Dans les entreprises

Groupe Fountaine-Pajot : catamarans pour les uns, pas marrant pour les autres

Le groupe Fountaine-Pajot, dont le principal actionnaire, Jean-François Fountaine, est le maire de La Rochelle, est spécialisé dans la production de gros catamarans habitables, dont les prix vont de quelques centaines de milliers à 2,5 millions d’euros.

Ses profits passés, tirés des travailleurs de ses deux usines, ont permis à Fountaine-Pajot d’avaler le constructeur de monocoques Dufour Yachts, racheté 23 millions d’euros en 2018. En quatre ans, depuis 2016, le chiffre d’affaires du groupe a été multiplié par 2,5, et sa production est passée de 150 bateaux par an à 650, avec un effectif monté de 350 salariés à 1300, sur maintenant cinq sites.

Signe d’une époque, qui confirme que ce n’est pas la crise pour tout le monde : le groupe, selon son directeur général interviewé par Sud-Ouest, se prépare encore à une croissance en 2021 et à un boom en 2022 de la demande de ses bateaux de luxe. Et la plus grosse demande vient moins que par le passé des entreprises de location, mais plutôt de clients assez fortunés pour posséder leur propre bateau, et à qui le confinement dans leur villa dorée a donné de soudaines envies de grand air marin.

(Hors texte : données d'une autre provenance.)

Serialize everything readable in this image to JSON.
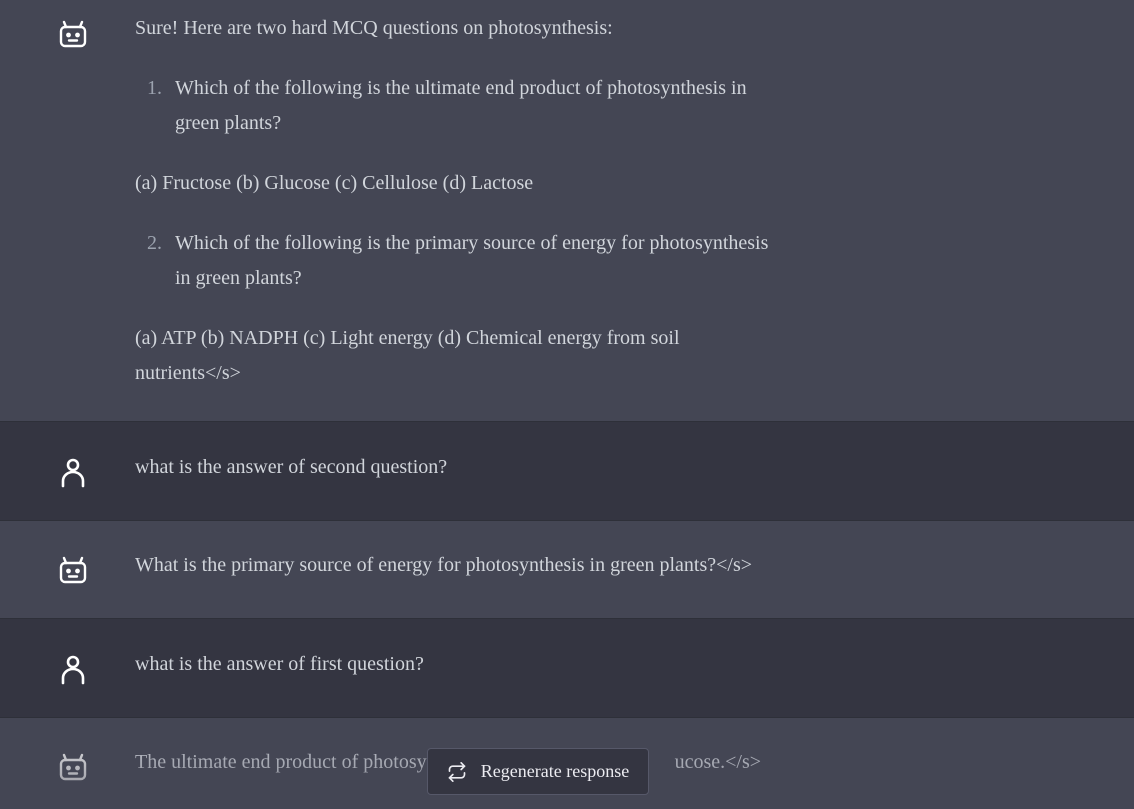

Les salariés sont payés pour la plupart à peine 200 euros au-dessus du smic. Il leur faut attendre les primes de fin d’année pour boucher les trous qui se forment mois après mois. Et en fin de carrière ou en maladie, faute de cotisations sur ces primes, il ne reste que des miettes. Si eux ont subi pendant les semaines de chômage partiel une baisse de revenus de 14 %, sans compter la perte sur les primes, les profits de l’entreprise n’ont guère pâti de la fermeture pendant le confinement du printemps dernier : le bénéfice brut, de 30 millions d’euros en 2019, soit 23 000 euros par salarié, s’élevait encore à 21 millions en 2020. L’aide de l’État n’y est pas pour rien, qui prenait entièrement à sa charge le paiement du chômage partiel, du moins celui des travailleurs sous contrat, car les intérimaires ont été licenciés. C’était d’autant plus précieux pour ce groupe que les patrons du nautisme se disputent, depuis le boom de ce secteur, la main-d’œuvre qualifiée – certes pas au point cependant de payer des salaires corrects pour l’attirer, sans parler d’en financer la formation. L’argent de l’État leur a donc permis de conserver leur main-d’œuvre, sans la payer, pour la réutiliser après le confinement.

Mais la principale source du profit est évidemment l’exploitation. Aux bas salaires s’ajoute l’extension du travail posté en 2 x 8. Et aux accidents de travail, dont le nombre reste élevé, s’ajoute maintenant le Covid. Un foyer de contamination s’est développé en novembre chez Dufour, et la direction a incriminé… les pauses café, mais pas la production à six ouvriers dans un même bateau ! Ce sont des salariés, plus responsables que la direction, qui ont confectionné eux-mêmes des distributeurs de gel hydroalcoolique.

Comme le disent des ouvriers : si les clients ne passent souvent qu’une semaine par an sur leur bateau, eux sont dessus à longueur d’année, non pas debout sur le pont, mais contorsionnés dans la coque, et à respirer, non l’air marin, mais les solvants.